Чарльз сразу же взял бразды правления в свои руки. Он счел делом первостепенной важности без промедления перевезти отца на Грэтнэм-сквер. Наконец это было устроено, и все задышали свободнее, особенно, когда стало ясно, что сэр Фрэнсис поправляется.
Графиня высказалась на этот счет довольно откровенно. Дело в том, что она подружилась с бабушкой, а значит, и со мной тоже. Они много времени проводили вместе, обсуждая, что требуется для Джулии, и поскольку графиня согласилась, что ни одна портниха не сошьет таких потрясающих и в то же время элегантных платьев, как моя бабушка, между ними тут же установилось согласие.
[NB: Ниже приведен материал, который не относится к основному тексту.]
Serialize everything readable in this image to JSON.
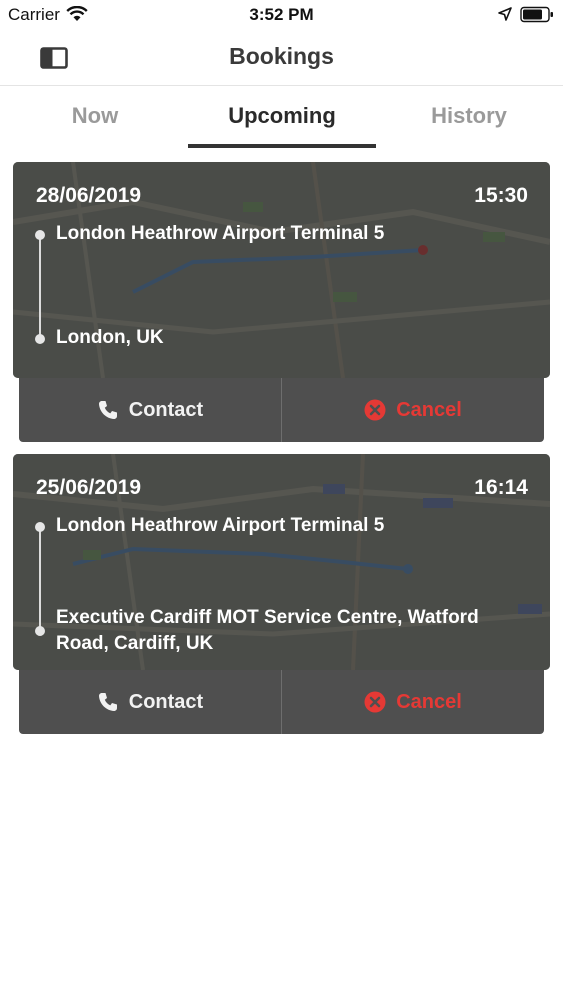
{
  "status_bar": {
    "carrier": "Carrier",
    "time": "3:52 PM"
  },
  "nav": {
    "title": "Bookings",
    "sidebar_icon": "sidebar-toggle-icon"
  },
  "tabs": [
    {
      "label": "Now",
      "active": false
    },
    {
      "label": "Upcoming",
      "active": true
    },
    {
      "label": "History",
      "active": false
    }
  ],
  "bookings": [
    {
      "date": "28/06/2019",
      "time": "15:30",
      "pickup": "London Heathrow Airport Terminal 5",
      "dropoff": "London, UK",
      "contact_label": "Contact",
      "cancel_label": "Cancel"
    },
    {
      "date": "25/06/2019",
      "time": "16:14",
      "pickup": "London Heathrow Airport Terminal 5",
      "dropoff": "Executive Cardiff MOT Service Centre, Watford Road, Cardiff, UK",
      "contact_label": "Contact",
      "cancel_label": "Cancel"
    }
  ],
  "colors": {
    "accent_dark": "#333333",
    "cancel_red": "#e53935",
    "inactive_tab": "#9a9a9a"
  }
}
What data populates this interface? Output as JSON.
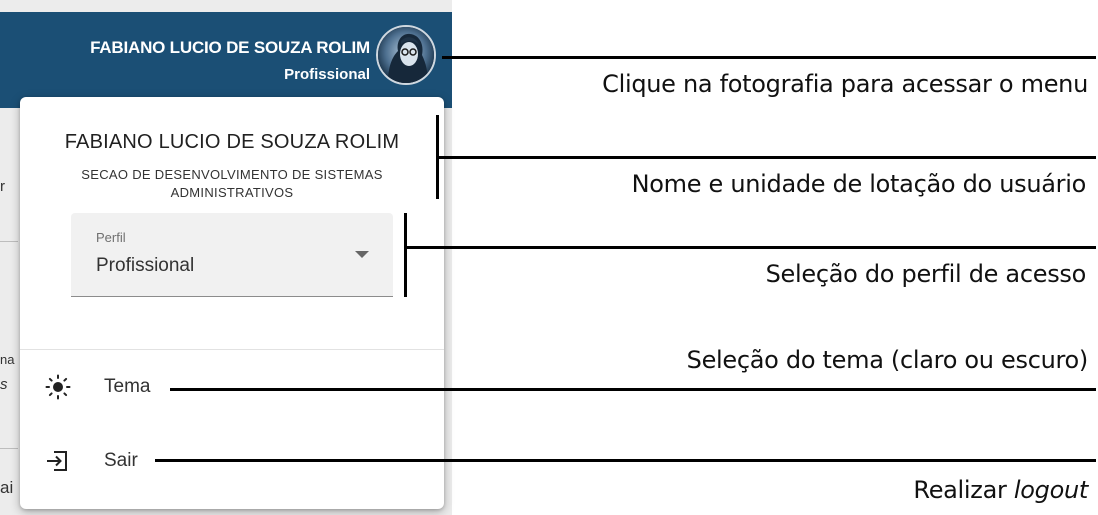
{
  "header": {
    "user_name": "FABIANO LUCIO DE SOUZA ROLIM",
    "role": "Profissional",
    "avatar_icon": "user-photo"
  },
  "background_fragments": {
    "frag1": "r",
    "frag2": "na",
    "frag3": "s",
    "frag4": "ai"
  },
  "menu": {
    "user_name": "FABIANO LUCIO DE SOUZA ROLIM",
    "unit": "SECAO DE DESENVOLVIMENTO DE SISTEMAS ADMINISTRATIVOS",
    "profile_select": {
      "label": "Perfil",
      "value": "Profissional"
    },
    "items": [
      {
        "label": "Tema",
        "icon": "sun-icon"
      },
      {
        "label": "Sair",
        "icon": "logout-icon"
      }
    ]
  },
  "annotations": {
    "photo": "Clique na fotografia para acessar o menu",
    "name_unit": "Nome e unidade de lotação do usuário",
    "profile": "Seleção do perfil de acesso",
    "theme": "Seleção do tema (claro ou escuro)",
    "logout_prefix": "Realizar ",
    "logout_em": "logout"
  },
  "colors": {
    "header_bg": "#1b4f75",
    "annotation_line": "#000000"
  }
}
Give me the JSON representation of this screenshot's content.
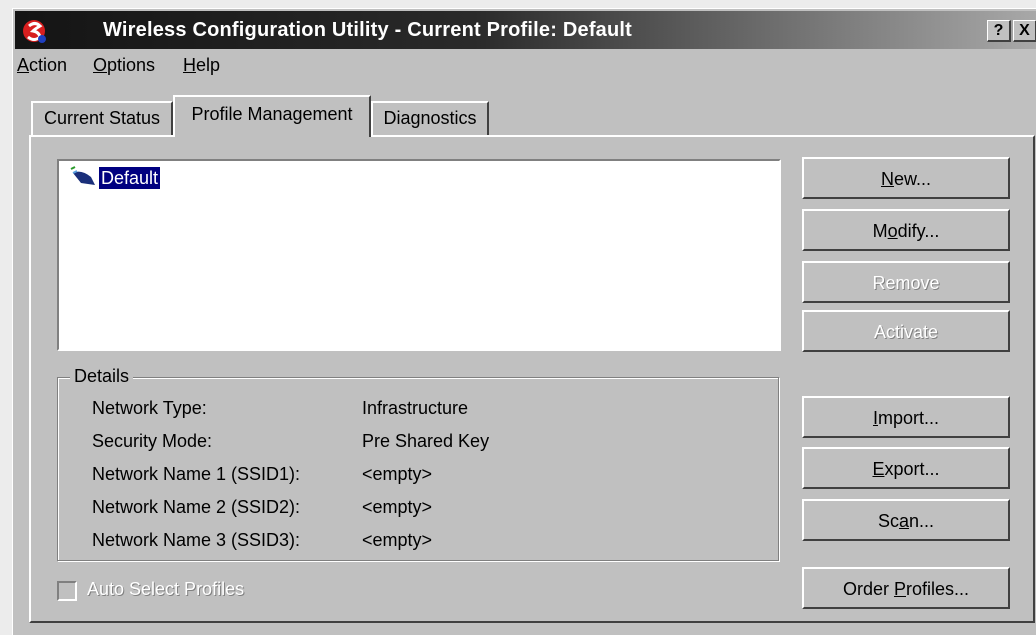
{
  "window": {
    "title": "Wireless Configuration Utility - Current Profile: Default",
    "help_button": "?",
    "close_button": "X"
  },
  "menu": {
    "items": [
      {
        "accel": "A",
        "rest": "ction"
      },
      {
        "accel": "O",
        "rest": "ptions"
      },
      {
        "accel": "H",
        "rest": "elp"
      }
    ]
  },
  "tabs": {
    "current_status": "Current Status",
    "profile_management": "Profile Management",
    "diagnostics": "Diagnostics",
    "active": "profile_management"
  },
  "profiles": {
    "items": [
      {
        "name": "Default",
        "selected": true
      }
    ]
  },
  "buttons": {
    "new": {
      "accel": "N",
      "rest": "ew..."
    },
    "modify": {
      "accel": "o",
      "pre": "M",
      "rest": "dify..."
    },
    "remove": {
      "label": "Remove"
    },
    "activate": {
      "label": "Activate"
    },
    "import": {
      "accel": "I",
      "rest": "mport..."
    },
    "export": {
      "accel": "E",
      "rest": "xport..."
    },
    "scan": {
      "pre": "Sc",
      "accel": "a",
      "rest": "n..."
    },
    "order_profiles": {
      "pre": "Order ",
      "accel": "P",
      "rest": "rofiles..."
    }
  },
  "details": {
    "legend": "Details",
    "rows": [
      {
        "label": "Network Type:",
        "value": "Infrastructure"
      },
      {
        "label": "Security Mode:",
        "value": "Pre Shared Key"
      },
      {
        "label": "Network Name 1 (SSID1):",
        "value": "<empty>"
      },
      {
        "label": "Network Name 2 (SSID2):",
        "value": "<empty>"
      },
      {
        "label": "Network Name 3 (SSID3):",
        "value": "<empty>"
      }
    ]
  },
  "auto_select": {
    "label": "Auto Select Profiles",
    "checked": false,
    "enabled": false
  },
  "colors": {
    "face": "#c0c0c0",
    "selection": "#000080",
    "title_dark": "#141414"
  }
}
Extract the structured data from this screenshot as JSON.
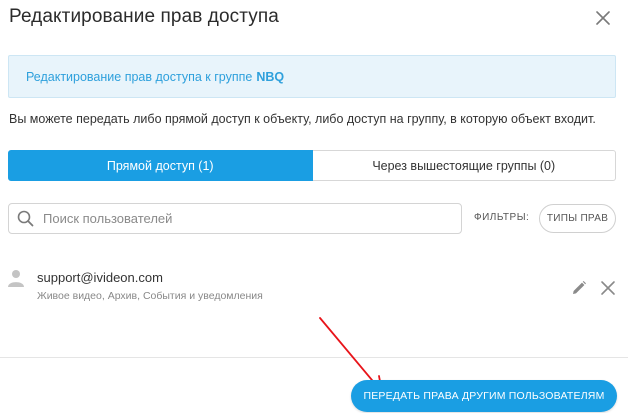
{
  "dialog": {
    "title": "Редактирование прав доступа"
  },
  "info": {
    "text": "Редактирование прав доступа к группе",
    "group_name": "NBQ"
  },
  "description": "Вы можете передать либо прямой доступ к объекту, либо доступ на группу, в которую объект входит.",
  "tabs": [
    {
      "label": "Прямой доступ (1)",
      "active": true
    },
    {
      "label": "Через вышестоящие группы (0)",
      "active": false
    }
  ],
  "search": {
    "placeholder": "Поиск пользователей",
    "value": ""
  },
  "filters": {
    "label": "ФИЛЬТРЫ:",
    "rights_button": "ТИПЫ ПРАВ"
  },
  "users": [
    {
      "email": "support@ivideon.com",
      "permissions": "Живое видео, Архив, События и уведомления"
    }
  ],
  "footer": {
    "share_button": "ПЕРЕДАТЬ ПРАВА ДРУГИМ ПОЛЬЗОВАТЕЛЯМ"
  },
  "colors": {
    "accent": "#1a9ee3",
    "info_text": "#2ea0dc",
    "info_bg": "#e8f4fb",
    "annotation": "#e8141a"
  },
  "icons": {
    "close": "close-icon",
    "search": "search-icon",
    "avatar": "user-icon",
    "edit": "pencil-icon",
    "remove": "remove-icon"
  }
}
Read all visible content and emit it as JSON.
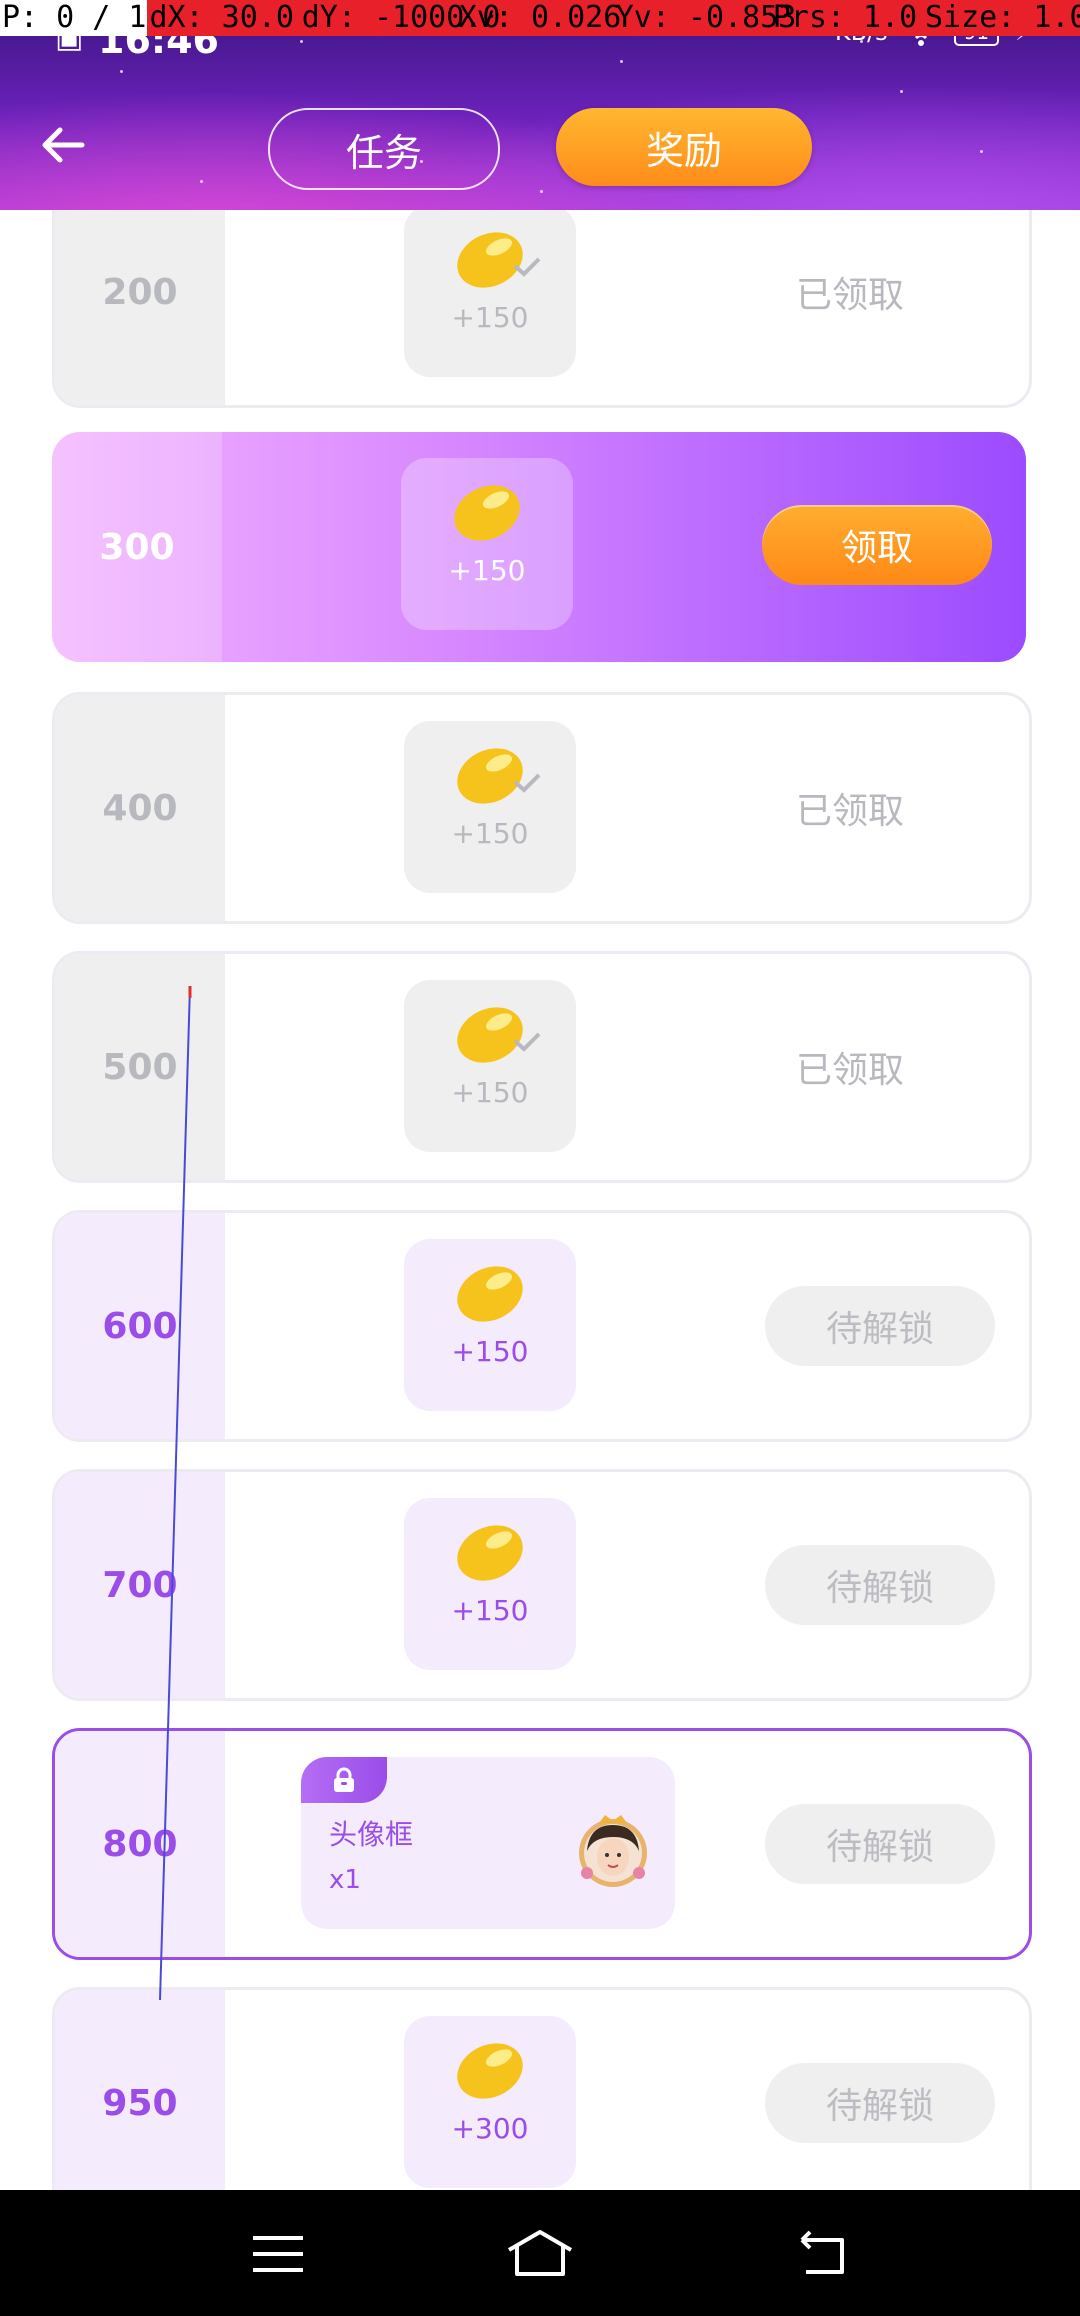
{
  "debug_overlay": {
    "pointer": "P: 0 / 1",
    "dx": "dX: 30.0",
    "dy": "dY: -1000.0",
    "xv": "Xv: 0.026",
    "yv": "Yv: -0.853",
    "prs": "Prs: 1.0",
    "size": "Size: 1.0"
  },
  "status_bar": {
    "time": "16:46",
    "net_speed_unit": "KB/s",
    "battery": "91"
  },
  "header": {
    "tabs": [
      {
        "label": "任务",
        "selected": false
      },
      {
        "label": "奖励",
        "selected": true
      }
    ]
  },
  "colors": {
    "accent_purple": "#9a4de8",
    "claim_orange": "#ff8c1a",
    "muted_gray": "#b8b8bf"
  },
  "rewards": [
    {
      "threshold": "200",
      "amount": "+150",
      "state": "claimed",
      "action": "已领取"
    },
    {
      "threshold": "300",
      "amount": "+150",
      "state": "active",
      "action": "领取"
    },
    {
      "threshold": "400",
      "amount": "+150",
      "state": "claimed",
      "action": "已领取"
    },
    {
      "threshold": "500",
      "amount": "+150",
      "state": "claimed",
      "action": "已领取"
    },
    {
      "threshold": "600",
      "amount": "+150",
      "state": "locked",
      "action": "待解锁"
    },
    {
      "threshold": "700",
      "amount": "+150",
      "state": "locked",
      "action": "待解锁"
    },
    {
      "threshold": "800",
      "item_name": "头像框",
      "item_count": "x1",
      "state": "locked",
      "action": "待解锁"
    },
    {
      "threshold": "950",
      "amount": "+300",
      "state": "locked",
      "action": "待解锁"
    }
  ]
}
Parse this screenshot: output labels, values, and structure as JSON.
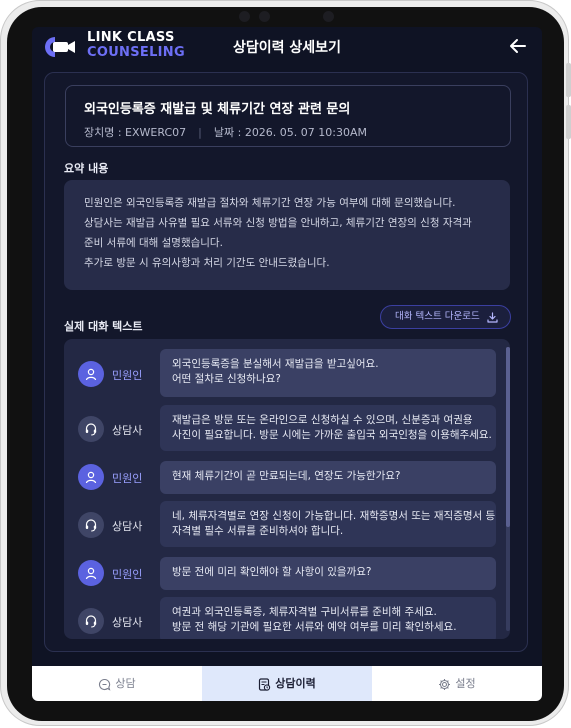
{
  "app": {
    "brand_line1": "LINK CLASS",
    "brand_line2": "COUNSELING",
    "title": "상담이력 상세보기"
  },
  "case": {
    "title": "외국인등록증 재발급 및 체류기간 연장 관련 문의",
    "device": "장치명 : EXWERC07",
    "date": "날짜 : 2026. 05. 07  10:30AM"
  },
  "summary": {
    "label": "요약 내용",
    "lines": [
      "민원인은 외국인등록증 재발급 절차와 체류기간 연장 가능 여부에 대해 문의했습니다.",
      "상담사는 재발급 사유별 필요 서류와 신청 방법을 안내하고, 체류기간 연장의 신청 자격과",
      "준비 서류에 대해 설명했습니다.",
      "추가로 방문 시 유의사항과 처리 기간도 안내드렸습니다."
    ]
  },
  "transcript": {
    "label": "실제 대화 텍스트",
    "download_label": "대화 텍스트 다운로드",
    "messages": [
      {
        "speaker": "민원인",
        "lines": [
          "외국인등록증을 분실해서 재발급을 받고싶어요.",
          "어떤 절차로 신청하나요?"
        ]
      },
      {
        "speaker": "상담사",
        "lines": [
          "재발급은 방문 또는 온라인으로 신청하실 수 있으며, 신분증과 여권용",
          "사진이 필요합니다. 방문 시에는 가까운 출입국 외국인청을 이용해주세요."
        ]
      },
      {
        "speaker": "민원인",
        "lines": [
          "현재 체류기간이 곧 만료되는데, 연장도 가능한가요?"
        ]
      },
      {
        "speaker": "상담사",
        "lines": [
          "네, 체류자격별로 연장 신청이 가능합니다. 재학증명서 또는 재직증명서 등",
          "자격별 필수 서류를 준비하셔야 합니다."
        ]
      },
      {
        "speaker": "민원인",
        "lines": [
          "방문 전에 미리 확인해야 할 사항이 있을까요?"
        ]
      },
      {
        "speaker": "상담사",
        "lines": [
          "여권과 외국인등록증, 체류자격별 구비서류를 준비해 주세요.",
          "방문 전 해당 기관에 필요한 서류와 예약 여부를 미리 확인하세요."
        ]
      }
    ]
  },
  "tabs": [
    {
      "label": "상담",
      "icon": "chat-icon",
      "active": false
    },
    {
      "label": "상담이력",
      "icon": "history-icon",
      "active": true
    },
    {
      "label": "설정",
      "icon": "gear-icon",
      "active": false
    }
  ],
  "colors": {
    "accent": "#6d6ff5",
    "background": "#0f1324",
    "customer_avatar": "#5b62e0"
  }
}
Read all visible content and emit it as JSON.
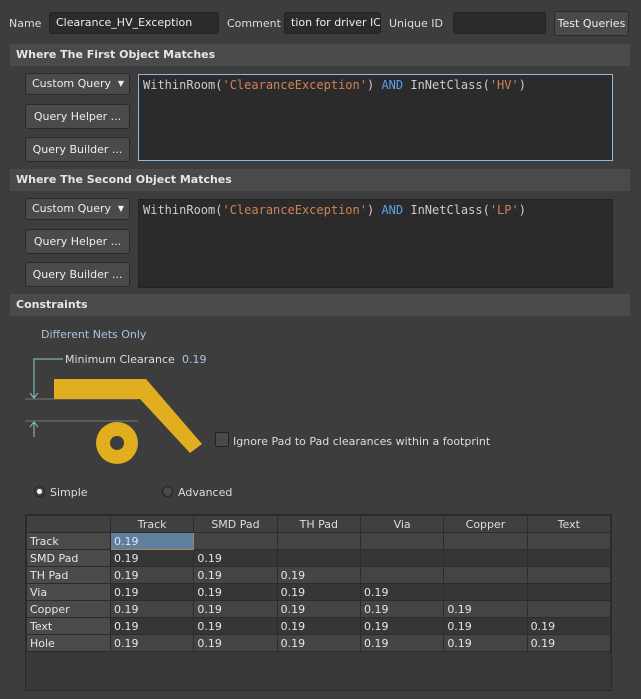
{
  "header": {
    "name_label": "Name",
    "name_value": "Clearance_HV_Exception",
    "comment_label": "Comment",
    "comment_value": "tion for driver IC",
    "uid_label": "Unique ID",
    "uid_value": "",
    "test_button": "Test Queries"
  },
  "first": {
    "title": "Where The First Object Matches",
    "query_type": "Custom Query",
    "helper": "Query Helper ...",
    "builder": "Query Builder ...",
    "q1": "WithinRoom(",
    "q2": "'ClearanceException'",
    "q3": ") ",
    "q4": "AND",
    "q5": " InNetClass(",
    "q6": "'HV'",
    "q7": ")"
  },
  "second": {
    "title": "Where The Second Object Matches",
    "query_type": "Custom Query",
    "helper": "Query Helper ...",
    "builder": "Query Builder ...",
    "q1": "WithinRoom(",
    "q2": "'ClearanceException'",
    "q3": ") ",
    "q4": "AND",
    "q5": " InNetClass(",
    "q6": "'LP'",
    "q7": ")"
  },
  "constraints": {
    "title": "Constraints",
    "nets": "Different Nets Only",
    "min_label": "Minimum Clearance",
    "min_value": "0.19",
    "ignore_label": "Ignore Pad to Pad clearances within a footprint",
    "ignore_checked": false,
    "simple": "Simple",
    "advanced": "Advanced",
    "mode": "Simple",
    "copper_color": "#e0ae1e"
  },
  "table": {
    "columns": [
      "Track",
      "SMD Pad",
      "TH Pad",
      "Via",
      "Copper",
      "Text"
    ],
    "rows": [
      {
        "label": "Track",
        "values": [
          "0.19",
          "",
          "",
          "",
          "",
          ""
        ]
      },
      {
        "label": "SMD Pad",
        "values": [
          "0.19",
          "0.19",
          "",
          "",
          "",
          ""
        ]
      },
      {
        "label": "TH Pad",
        "values": [
          "0.19",
          "0.19",
          "0.19",
          "",
          "",
          ""
        ]
      },
      {
        "label": "Via",
        "values": [
          "0.19",
          "0.19",
          "0.19",
          "0.19",
          "",
          ""
        ]
      },
      {
        "label": "Copper",
        "values": [
          "0.19",
          "0.19",
          "0.19",
          "0.19",
          "0.19",
          ""
        ]
      },
      {
        "label": "Text",
        "values": [
          "0.19",
          "0.19",
          "0.19",
          "0.19",
          "0.19",
          "0.19"
        ]
      },
      {
        "label": "Hole",
        "values": [
          "0.19",
          "0.19",
          "0.19",
          "0.19",
          "0.19",
          "0.19"
        ]
      }
    ]
  }
}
Графиня заявила, что предпочла бы «ввести в общество» меня. Ей казалось, что во мне больше оригинальности, чем в Джулии. Джулия слишком явно проявляла свое желание понравиться. «Ей приходится прилагать слишком много усилий, – объяснила она, – и это сразу видно. Слишком стараться, чтобы понравиться кому-нибудь – грех, которого свет не прощает. Конечно, нельзя упускать возможность, если таковая представится, и нужно быть начеку, но следует притворяться при этом безразличной. Нелегко найти верный тон, но это единственный путь к успеху». И в этом отношении она считала меня способнее Джулии.
Со временем она стала настолько откровенной, что рассказала мне о себе; у нее была очень колоритная манера выражаться, которую вряд ли можно было ожидать от графини.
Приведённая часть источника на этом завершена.